There are all sorts of articles and statistics about the underutilization of hospice, and how few people, actually families, take advantage of the services in a timely manner during as health declines. This is where I walk the line of wife – wanting Dave’s best months, and years, to be full of life – and the work I do in SFH, as well as provide hospice respite care.  I’ve gone through two extensive volunteer trainings – one hospice, one bereavement – yet I am struggling to figure out how to decide when these conversations on death, on hospice, and on quality of life should start? All I understand is that the decision for hospice in particular is made as a referral from the doctor. My training is on the other end, after the decisions.  Is talking about choices too far in advance (whenever that is) a problem to actual healthcare? What’s the first step? And who holds your hand to get started?

For several years I’ve had professional connections with senior organizations and business development networks. This is one reason I am fortunate to have the access to the advisers I do. I have had many breakfast meetings with them all. Dave and I are not just clients to see once a year or less, but I can call and know they know me. These are relationships I can count on.

Among those people funeral homes are represented. This is the area of pre-planning that I/we haven’t done.
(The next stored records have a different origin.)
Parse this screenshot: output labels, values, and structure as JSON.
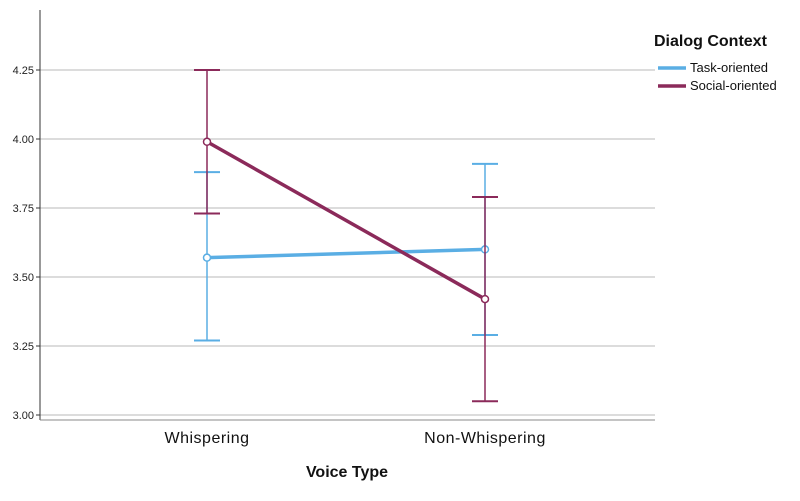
{
  "chart_data": {
    "type": "line",
    "title": "",
    "xlabel": "Voice Type",
    "ylabel": "",
    "categories": [
      "Whispering",
      "Non-Whispering"
    ],
    "ylim": [
      3.0,
      4.35
    ],
    "yticks": [
      "3.00",
      "3.25",
      "3.50",
      "3.75",
      "4.00",
      "4.25"
    ],
    "grid": "horizontal",
    "legend": {
      "title": "Dialog Context",
      "placement": "top-right"
    },
    "series": [
      {
        "name": "Task-oriented",
        "color": "#5aaee4",
        "values": [
          3.57,
          3.6
        ],
        "error_low": [
          3.27,
          3.29
        ],
        "error_high": [
          3.88,
          3.91
        ]
      },
      {
        "name": "Social-oriented",
        "color": "#8b2a5a",
        "values": [
          3.99,
          3.42
        ],
        "error_low": [
          3.73,
          3.05
        ],
        "error_high": [
          4.25,
          3.79
        ]
      }
    ]
  }
}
I do have a workbook somewhere in my files. This is due diligence whose time has come. If nothing else it will help me begin to know what I don’t know. I wish I had completed this three or four years ago. During my bereavement volunteer training we toured a beautiful cemetery along with crypts, graveyards, rose gardens, crematorium, discussion on funeral and death rituals, customs and walks around the grounds. Demystifying this “place” was very comforting. I was disappointed that we were unable to go through their casket showroom. That sounds strange! I’ve never liked funerals, and don’t attend very many. But this helped me see the bigger picture of ceremony in a new light and the longer range implications for mourning and grief.

Talking about death, desires, and quality of life does not precipitate a quicker ending to life. Somehow, emotionally, it is all so morbid as to be off limits to most family and public dialogue! Maybe there is a way we can learn how to talk together.